信州発エネルギーシフトを学ぶ

 10月3日、オルタナテブ生活館にて「21 世紀の学校Vision」講座(生活クラブ神奈川、神奈川ネット共催)が開催されました。
 第1部では、田中信一郎(地域政策デザインオフィス代表理事)さんから「地域のエネルギー戦略はこう作る」と題したお話を伺いました。
まず紹介されたのは、長野県の建築物環境エネルギー性能・自然エネルギー導入検討制度。市民が光熱費を考慮して住宅を選べる仕組みです。
長野県は「環境エネルギー性能が良い家は、丈夫で長持ちするうえ、冷暖房に要するエネルギー使用量が少なくなり、特に冬季の寒さが厳しい長野県では、長期的にはおトクです」と非常にわかりやすくアナウンスしています。
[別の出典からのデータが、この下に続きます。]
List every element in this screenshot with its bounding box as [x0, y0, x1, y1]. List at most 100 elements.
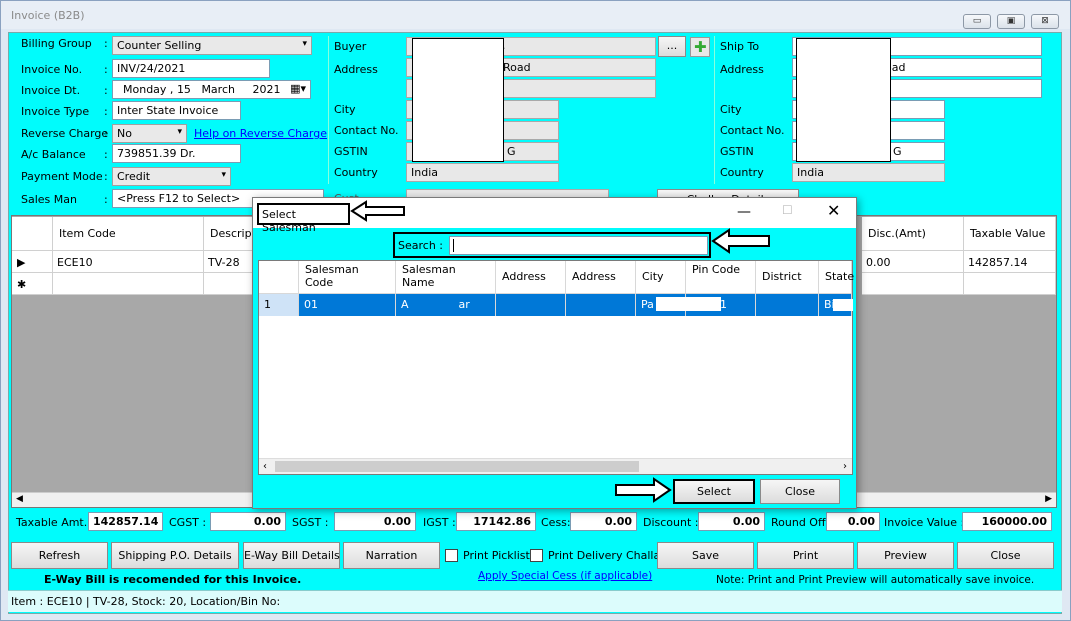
preview-button[interactable]: Preview	[857, 542, 954, 569]
print-picklist-checkbox[interactable]	[445, 549, 458, 562]
col-item-code[interactable]: Item Code	[53, 217, 204, 251]
buyer-address-label: Address	[334, 63, 378, 76]
refresh-button[interactable]: Refresh	[11, 542, 108, 569]
payment-mode-select[interactable]: Credit ▾	[112, 167, 231, 186]
invoice-no-field[interactable]: INV/24/2021	[112, 59, 270, 78]
invoice-date-picker[interactable]: Monday , 15 March 2021 ▦▾	[112, 80, 311, 99]
table-cell-item-code[interactable]	[53, 273, 204, 295]
invoice-type-field[interactable]: Inter State Invoice	[112, 101, 241, 120]
col-disc-amt[interactable]: Disc.(Amt)	[862, 217, 964, 251]
ship-to-label: Ship To	[720, 40, 760, 53]
buyer-city-label: City	[334, 103, 356, 116]
table-cell-disc[interactable]: 0.00	[862, 251, 964, 273]
col-city[interactable]: City	[636, 261, 686, 294]
arrow-left-icon	[711, 228, 770, 254]
dialog-title-bar: Select Salesman — ☐ ✕	[253, 198, 856, 234]
print-picklist-label[interactable]: Print Picklist	[463, 549, 530, 562]
save-button[interactable]: Save	[657, 542, 754, 569]
reverse-charge-select[interactable]: No ▾	[112, 124, 187, 143]
table-cell-code[interactable]: 01	[299, 294, 396, 316]
eway-note: E-Way Bill is recomended for this Invoic…	[44, 573, 302, 586]
calendar-icon[interactable]: ▦▾	[290, 82, 306, 95]
invoice-value-field: 160000.00	[962, 512, 1052, 531]
table-cell-address-2[interactable]	[566, 294, 636, 316]
invoice-dt-label: Invoice Dt.	[21, 84, 81, 97]
billing-group-label: Billing Group	[21, 37, 92, 50]
col-salesman-code[interactable]: Salesman Code	[299, 261, 396, 294]
taxable-amt-field: 142857.14	[88, 512, 163, 531]
col-pin-code[interactable]: Pin Code	[686, 261, 756, 294]
row-number: 1	[259, 294, 299, 316]
balance-label: A/c Balance	[21, 148, 86, 161]
col-address-2[interactable]: Address	[566, 261, 636, 294]
reverse-charge-label: Reverse Charge	[21, 127, 109, 140]
print-note: Note: Print and Print Preview will autom…	[716, 574, 1035, 586]
table-row[interactable]: 1 01 Aar Pa 1 Bi	[259, 294, 853, 316]
redaction-box	[412, 38, 504, 162]
search-label: Search :	[398, 239, 443, 252]
table-cell-disc[interactable]	[862, 273, 964, 295]
discount-label: Discount :	[643, 516, 699, 529]
print-challan-checkbox[interactable]	[530, 549, 543, 562]
ship-country-label: Country	[720, 166, 764, 179]
table-cell-address-1[interactable]	[496, 294, 566, 316]
scroll-left-icon[interactable]: ◀	[16, 494, 23, 504]
cgst-field: 0.00	[210, 512, 286, 531]
minimize-icon[interactable]: —	[737, 204, 751, 220]
salesman-table: Salesman Code Salesman Name Address Addr…	[258, 260, 854, 475]
table-cell-district[interactable]	[756, 294, 819, 316]
scroll-right-icon[interactable]: ›	[843, 461, 847, 472]
select-button[interactable]: Select	[673, 479, 755, 504]
billing-group-select[interactable]: Counter Selling ▾	[112, 36, 312, 55]
table-cell-item-code[interactable]: ECE10	[53, 251, 204, 273]
narration-button[interactable]: Narration	[343, 542, 440, 569]
row-marker: ▶	[12, 251, 53, 273]
maximize-icon[interactable]: ☐	[782, 203, 793, 217]
sgst-field: 0.00	[334, 512, 416, 531]
add-buyer-button[interactable]: ✚	[690, 37, 710, 57]
scrollbar-thumb[interactable]	[275, 461, 639, 472]
print-button[interactable]: Print	[757, 542, 854, 569]
col-salesman-name[interactable]: Salesman Name	[396, 261, 496, 294]
dialog-close-button[interactable]: Close	[760, 479, 840, 504]
scroll-right-icon[interactable]: ▶	[1045, 494, 1052, 504]
table-cell-taxable[interactable]	[964, 273, 1056, 295]
close-window-button[interactable]: ⊠	[1031, 14, 1059, 29]
discount-field[interactable]: 0.00	[698, 512, 765, 531]
col-state[interactable]: State	[819, 261, 854, 294]
invoice-type-label: Invoice Type	[21, 105, 90, 118]
new-row-marker: ✱	[12, 273, 53, 295]
help-reverse-charge-link[interactable]: Help on Reverse Charge	[194, 127, 327, 140]
buyer-label: Buyer	[334, 40, 367, 53]
col-taxable-value[interactable]: Taxable Value	[964, 217, 1056, 251]
eway-bill-button[interactable]: E-Way Bill Details	[243, 542, 340, 569]
special-cess-link[interactable]: Apply Special Cess (if applicable)	[478, 570, 652, 582]
table-cell-name[interactable]: Aar	[396, 294, 496, 316]
close-icon[interactable]: ✕	[827, 201, 840, 220]
search-input[interactable]	[449, 236, 708, 255]
table-cell-taxable[interactable]: 142857.14	[964, 251, 1056, 273]
print-challan-label[interactable]: Print Delivery Challan	[548, 549, 667, 562]
round-off-field[interactable]: 0.00	[826, 512, 880, 531]
col-district[interactable]: District	[756, 261, 819, 294]
ship-country-field[interactable]: India	[792, 163, 945, 182]
col-address-1[interactable]: Address	[496, 261, 566, 294]
redaction-box	[833, 299, 853, 311]
close-button[interactable]: Close	[957, 542, 1054, 569]
igst-field: 17142.86	[456, 512, 536, 531]
sgst-label: SGST :	[292, 516, 329, 529]
arrow-right-icon	[615, 477, 672, 503]
buyer-country-label: Country	[334, 166, 378, 179]
minimize-button[interactable]: ▭	[963, 14, 991, 29]
payment-mode-label: Payment Mode	[21, 170, 103, 183]
shipping-po-button[interactable]: Shipping P.O. Details	[111, 542, 239, 569]
maximize-button[interactable]: ▣	[997, 14, 1025, 29]
dialog-horizontal-scrollbar[interactable]: ‹ ›	[259, 458, 852, 474]
buyer-browse-button[interactable]: ...	[658, 36, 686, 57]
buyer-country-field[interactable]: India	[406, 163, 559, 182]
scroll-left-icon[interactable]: ‹	[263, 461, 267, 472]
chevron-down-icon: ▾	[177, 127, 182, 137]
dialog-title: Select Salesman	[257, 203, 350, 234]
balance-field: 739851.39 Dr.	[112, 144, 241, 163]
redaction-box	[656, 297, 721, 311]
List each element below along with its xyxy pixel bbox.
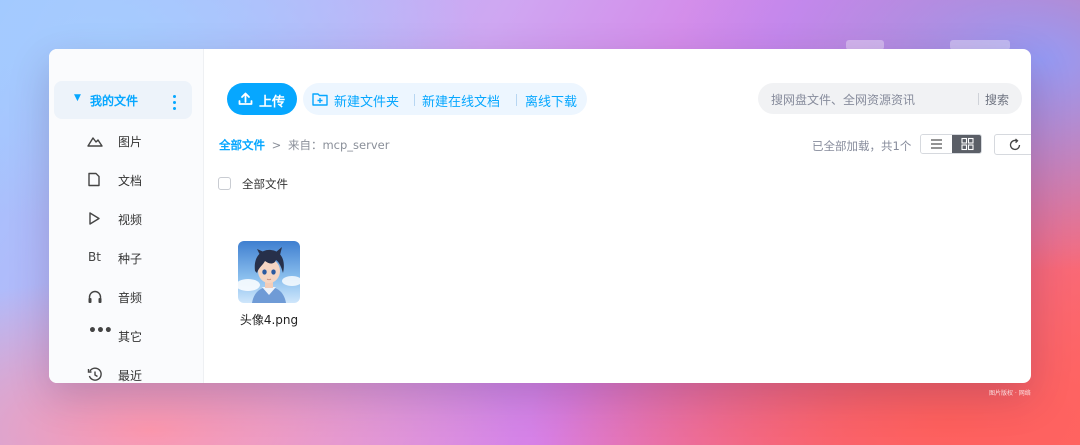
sidebar-item-label: 我的文件 [90, 94, 139, 108]
caret-down-icon[interactable]: ▼ [74, 93, 81, 103]
history-icon [87, 367, 105, 383]
divider [516, 94, 517, 106]
grid-view-button[interactable] [952, 135, 981, 153]
loaded-count-text: 已全部加载，共1个 [812, 139, 912, 153]
offline-download-button[interactable]: 离线下载 [525, 91, 577, 110]
upload-label: 上传 [259, 95, 286, 110]
sidebar-item-label: 图片 [118, 135, 143, 149]
search-input[interactable]: 搜网盘文件、全网资源资讯 [771, 91, 915, 108]
divider [978, 93, 979, 105]
new-online-doc-button[interactable]: 新建在线文档 [422, 91, 500, 110]
select-all-checkbox[interactable] [218, 177, 231, 190]
divider [414, 94, 415, 106]
sidebar-item-label: 文档 [118, 174, 143, 188]
sidebar-item-other[interactable]: ••• 其它 [49, 321, 203, 351]
sidebar-item-videos[interactable]: 视频 [49, 204, 203, 234]
sidebar-item-torrents[interactable]: Bt 种子 [49, 243, 203, 273]
breadcrumb: 全部文件 > 来自：mcp_server [219, 137, 389, 153]
list-view-button[interactable] [921, 135, 952, 153]
upload-button[interactable]: 上传 [227, 83, 297, 115]
image-watermark: 图片版权 · 网络 [989, 390, 1031, 397]
new-folder-icon [312, 91, 328, 110]
refresh-button[interactable] [994, 134, 1031, 155]
document-icon [87, 172, 105, 188]
sidebar-item-documents[interactable]: 文档 [49, 165, 203, 195]
netdisk-window: ▼ 我的文件 图片 文档 视频 Bt 种子 音频 ••• 其它 最近 上传 新建… [49, 49, 1031, 383]
file-actions-group: 新建文件夹 新建在线文档 离线下载 [303, 83, 587, 115]
sidebar-item-label: 种子 [118, 252, 143, 266]
sidebar-item-recent[interactable]: 最近 [49, 360, 203, 383]
sidebar-item-label: 最近 [118, 369, 143, 383]
sidebar-item-label: 其它 [118, 330, 143, 344]
sidebar: ▼ 我的文件 图片 文档 视频 Bt 种子 音频 ••• 其它 最近 [49, 49, 204, 383]
more-vertical-icon[interactable] [166, 88, 182, 112]
play-icon [87, 211, 105, 227]
bt-icon-text: Bt [88, 250, 101, 264]
sidebar-item-images[interactable]: 图片 [49, 126, 203, 156]
file-name: 头像4.png [239, 313, 299, 327]
search-bar: 搜网盘文件、全网资源资讯 搜索 [758, 83, 1022, 114]
view-mode-toggle [920, 134, 982, 154]
breadcrumb-root-link[interactable]: 全部文件 [219, 138, 265, 152]
sidebar-item-my-files[interactable]: ▼ 我的文件 [54, 81, 192, 119]
file-thumbnail[interactable] [238, 241, 300, 303]
upload-icon [238, 91, 253, 110]
headphones-icon [87, 289, 105, 305]
sidebar-item-audio[interactable]: 音频 [49, 282, 203, 312]
new-folder-button[interactable]: 新建文件夹 [334, 91, 399, 110]
image-icon [87, 133, 105, 149]
search-button[interactable]: 搜索 [985, 91, 1009, 108]
breadcrumb-separator: > [271, 138, 282, 152]
bt-icon: Bt [87, 250, 105, 266]
more-horizontal-icon-text: ••• [88, 323, 113, 339]
sidebar-item-label: 视频 [118, 213, 143, 227]
sidebar-item-label: 音频 [118, 291, 143, 305]
select-all-label: 全部文件 [242, 177, 288, 191]
more-horizontal-icon: ••• [87, 323, 113, 344]
breadcrumb-source: 来自：mcp_server [287, 138, 390, 152]
refresh-icon [1009, 138, 1021, 151]
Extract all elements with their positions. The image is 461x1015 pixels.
 省エネルギー基準を満たす新築住宅は全国平均で3〜5割程度と言われている中、長野県では81,7%(2013年度実績)の新築戸建て住宅が省エネ基準をクリア!自然エネルギー設備の導入率も37,3%とのこと。制度導入の効果がバッチリ出ています。
 建築主が、価格が高くても「燃費のいい家」を選ぶことで地元工務店も潤います。機密性・断熱性の高い住宅は急激な温度変化が生じないため、ヒートショックなどが起こりにくく、結果的に医療や介護にかかる費用の抑制にも資するのだと田中さんは言います。
 県内の家電販売店に対しても「統一省エネラベル」の提出を義務化する条例を制定、ここにも省エネ意識を浸透させる仕組みが見られます。ちなみに、統一省エネラベル」の提出を義務化する条例は東京都を含む11都道府県で制定されていますが、神奈川県は未制定。これはどうしたことか。ぜひ条例制定を働きかけたい。
他にも、世田谷区と連携し信州産自然エネルギーを世田谷区の保育園に供給する事業も紹介いただき、地域経済が潤うエネルギー政策がどのように生まれ実行されているのか、わかりやすくお話しいただきました。

 第2部は、大磯エネシフト理事長、岡部幸江さんから、「3万人の町からエネルギーシフト」をかかげて、安全で持続可能な自然エネルギーにこだわり、市民参加型の発電や省エネルギーを進めて来られた活動についてお話しいただきました。
住民の運動で、「大磯町省エネルギー及び再生可能エネルギー推進条例」も制定。条例には、「地域の再生可能エネルギーは地域のもの、地域で得られた利益は地域に還元する」という理念が謳われています。
「原発に依存した社会から転換するためには、立場を超えて賛同を得られる前向きなメッセージを発していくことだ」という大磯エネシフトの基本姿勢は、この条例にしっかりと息づいていると感じます。身近な地域の実践に励まされました。